I recently watched a video of Satya Mallick in which he talks about common problems and mistakes of object detection datasets and how to tackle them. In the video, he particularly focused on object detection task but I think many of his remarks are applicable to other computer vision tasks such as semantic segmentation, classification, etc.
One important emphasis of Satya is that, we should spend considerable amount of time on the data itself before diving deep into model training. Otherwise, the models will be GIGO (Garbage in Garbage out). I completely agree with this statement, since the same thing happened in one of my recent projects where the model was performing really bad and when I looked at the labeled data I immediately found out lots of inconsistencies and mislabelings which naturally affected model performance.
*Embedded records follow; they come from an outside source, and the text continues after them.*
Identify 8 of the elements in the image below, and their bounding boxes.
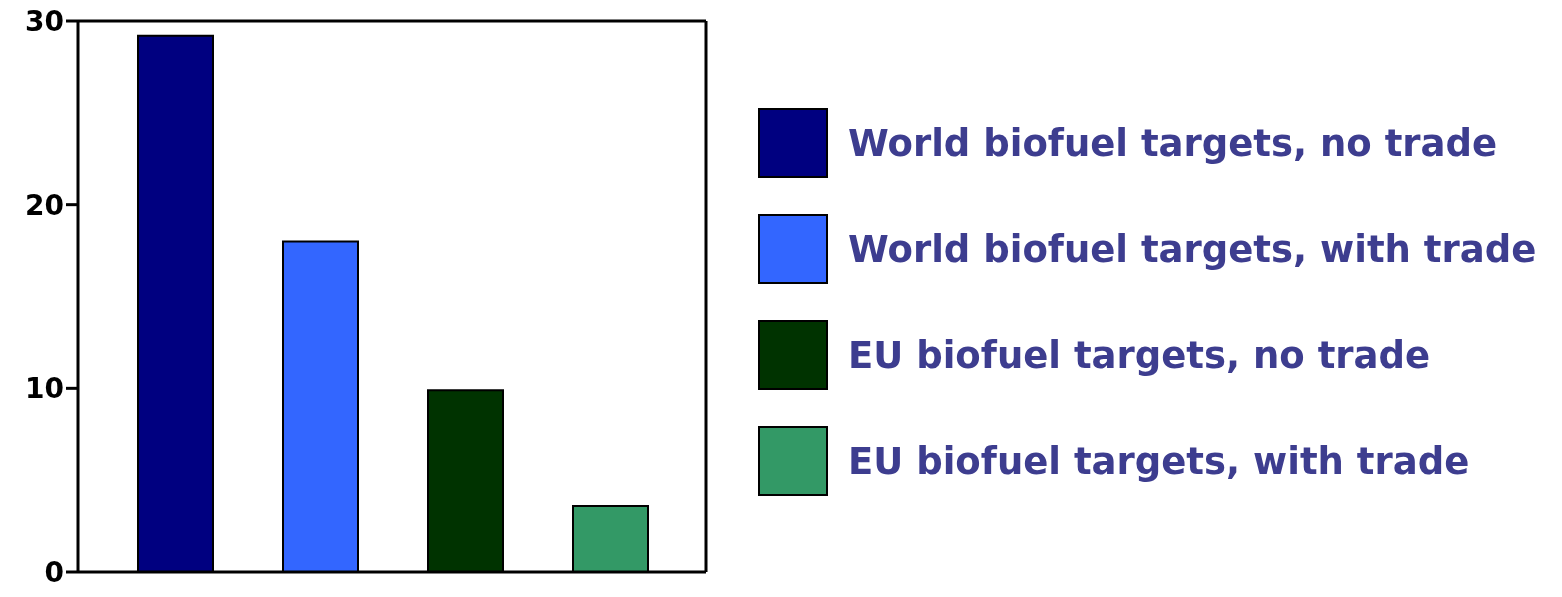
legend-label: World biofuel targets, with trade bbox=[848, 227, 1537, 271]
y-tick-label: 10 bbox=[25, 372, 64, 406]
y-tick-label: 20 bbox=[25, 188, 64, 222]
legend-label: EU biofuel targets, with trade bbox=[848, 439, 1470, 483]
y-tick-label: 0 bbox=[44, 555, 64, 589]
y-tick-label: 30 bbox=[25, 4, 64, 38]
legend-label: World biofuel targets, no trade bbox=[848, 121, 1498, 165]
legend-label: EU biofuel targets, no trade bbox=[848, 333, 1431, 377]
Therefore, my first priority in a ML project is to ensure data quality before doing anything else. I listed below some of the important remarks that he made in the video.
Checklist for Object Detection Datasets
- If the dataset has less than 10.000 images, the dataset should be downloaded locally and the images should be visually skimmed for understanding how the dataset and individual classes look like.
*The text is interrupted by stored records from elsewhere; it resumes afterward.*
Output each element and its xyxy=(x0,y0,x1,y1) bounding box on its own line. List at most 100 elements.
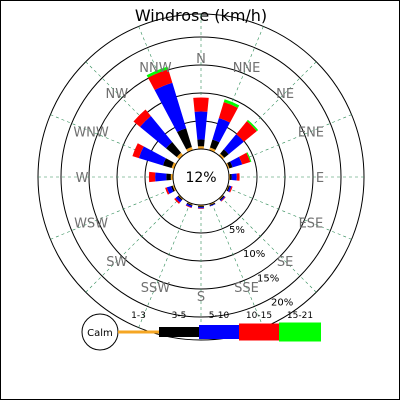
ring-label-1: 5% xyxy=(229,225,245,236)
bar-SE-5-10 xyxy=(220,196,226,202)
bar-NE-15-21 xyxy=(246,119,259,132)
bar-WNW-5-10 xyxy=(138,146,166,166)
ring-4 xyxy=(60,36,342,318)
spoke-ESE xyxy=(226,187,352,240)
bar-WSW-5-10 xyxy=(166,186,174,194)
bar-S-5-10 xyxy=(197,207,205,209)
ring-label-2: 10% xyxy=(243,249,265,260)
spoke-NE xyxy=(220,61,317,158)
bar-NE-1-3 xyxy=(218,153,225,160)
bar-S-10-15 xyxy=(197,208,205,209)
bar-SSW-5-10 xyxy=(185,203,193,208)
bar-NNE-3-5 xyxy=(209,139,220,150)
calm-center-circle xyxy=(172,148,230,206)
bar-W-5-10 xyxy=(155,172,167,182)
bar-NNW-3-5 xyxy=(176,128,192,150)
bar-ESE-5-10 xyxy=(227,185,232,193)
direction-label-W: W xyxy=(76,171,89,186)
bar-WSW-1-3 xyxy=(172,185,177,191)
legend-label-5-10: 5-10 xyxy=(209,311,230,321)
bar-ENE-5-10 xyxy=(230,156,243,168)
bar-SW-5-10 xyxy=(175,196,182,203)
bar-ENE-15-21 xyxy=(246,152,252,163)
direction-label-SSE: SSE xyxy=(234,281,259,296)
legend-swatch-10-15 xyxy=(239,323,279,341)
direction-label-NW: NW xyxy=(106,87,129,102)
bar-NW-1-3 xyxy=(176,152,184,160)
legend-swatch-5-10 xyxy=(199,325,239,339)
direction-label-N: N xyxy=(196,52,206,67)
direction-label-WNW: WNW xyxy=(73,125,109,140)
bar-SSE-3-5 xyxy=(209,202,216,206)
bar-WNW-10-15 xyxy=(132,143,144,159)
spoke-SW xyxy=(85,196,182,293)
bar-NNE-5-10 xyxy=(212,118,231,143)
legend-swatch-15-21 xyxy=(279,322,321,342)
direction-label-E: E xyxy=(316,171,324,186)
bar-NNE-10-15 xyxy=(218,101,238,123)
bar-N-5-10 xyxy=(194,111,208,140)
direction-label-SE: SE xyxy=(277,255,293,270)
bar-N-3-5 xyxy=(197,139,205,147)
bar-ESE-3-5 xyxy=(226,185,230,192)
spoke-SSE xyxy=(211,202,264,328)
bar-NE-5-10 xyxy=(223,134,244,155)
bar-WNW-1-3 xyxy=(171,162,177,169)
bar-NW-10-15 xyxy=(133,109,151,127)
bar-NNW-1-3 xyxy=(186,146,193,153)
direction-label-WSW: WSW xyxy=(74,217,108,232)
legend-label-15-21: 15-21 xyxy=(287,311,313,321)
bar-N-10-15 xyxy=(193,97,209,112)
bar-E-3-5 xyxy=(229,173,232,181)
spoke-NNE xyxy=(211,26,264,152)
bar-ESE-10-15 xyxy=(229,186,233,193)
spoke-NW xyxy=(85,61,182,158)
bar-NNE-1-3 xyxy=(209,147,216,153)
bar-S-3-5 xyxy=(198,205,204,208)
bar-SSE-5-10 xyxy=(209,203,216,207)
spoke-ENE xyxy=(226,114,352,167)
bar-ENE-3-5 xyxy=(227,161,233,169)
direction-label-NNW: NNW xyxy=(139,61,171,76)
bar-SSW-3-5 xyxy=(186,202,193,206)
bar-WNW-3-5 xyxy=(162,158,174,169)
bar-NW-5-10 xyxy=(139,115,173,149)
bar-E-5-10 xyxy=(231,173,237,181)
ring-label-3: 15% xyxy=(257,273,279,284)
spoke-WSW xyxy=(50,187,176,240)
direction-label-SSW: SSW xyxy=(141,281,171,296)
legend-swatch-3-5 xyxy=(159,327,199,337)
direction-label-S: S xyxy=(197,290,205,305)
direction-label-ENE: ENE xyxy=(298,125,324,140)
bar-NNW-15-21 xyxy=(146,66,169,78)
direction-label-NNE: NNE xyxy=(233,61,261,76)
bar-E-10-15 xyxy=(236,173,240,181)
direction-label-SW: SW xyxy=(106,255,127,270)
bar-WSW-3-5 xyxy=(170,185,175,192)
bar-NNE-15-21 xyxy=(223,99,240,108)
bar-SW-3-5 xyxy=(177,195,183,201)
bar-N-1-3 xyxy=(197,146,205,150)
spoke-SSW xyxy=(138,202,191,328)
bar-NE-10-15 xyxy=(236,121,257,142)
legend-label-10-15: 10-15 xyxy=(246,311,272,321)
bar-SSW-10-15 xyxy=(185,205,192,209)
bar-NNW-10-15 xyxy=(147,69,173,91)
bar-NE-3-5 xyxy=(220,149,229,158)
bar-SW-10-15 xyxy=(174,197,181,204)
calm-percent-label: 12% xyxy=(185,170,216,186)
legend-calm-label: Calm xyxy=(87,328,113,339)
bar-ENE-10-15 xyxy=(239,152,251,165)
bar-W-10-15 xyxy=(148,171,156,183)
bar-NNW-5-10 xyxy=(154,82,187,133)
bar-WSW-10-15 xyxy=(165,187,170,195)
bar-ENE-1-3 xyxy=(225,163,230,169)
legend-swatch-1-3 xyxy=(118,330,159,334)
bar-SE-3-5 xyxy=(219,195,225,201)
bar-W-3-5 xyxy=(166,173,171,181)
ring-label-4: 20% xyxy=(271,298,293,309)
legend-label-3-5: 3-5 xyxy=(172,311,187,321)
bar-SE-10-15 xyxy=(220,196,226,202)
- If there are any images that have watermarks on it, those should be removed due to copyright issues.
- We should check the variety of the images. For example, if the dataset is created from the frames of a continuous video sequence, the variety of the data will most likely be low. Therefore, a model trained on this kind of data will not generalize well.
- Following on the previous point, if the dataset is composed of frames of a continuous video sequence, the probability of data leakage between training and validation set will be high (due to consecutive frames with minimal scene changes). We should avoid this if we want our model to generalize well on unseen data.
- Depending on the problem that we are solving, the dataset size should be proportional. For example, if we are trying to detect a manufactured part in a controlled inspection environment, we might get a good performance with few hundreds of samples, however if we are to detect trucks in wild, then we need to collect significant amount of representative data.
- We should look at the distribution of the classes to identify any class imbalance. This will allow us to develop strategies to counteract highly imbalanced data before jumping into model training.
- Not only we should check the images but also the annotations so that we can capture any inconsistencies, false labels or mislabelings.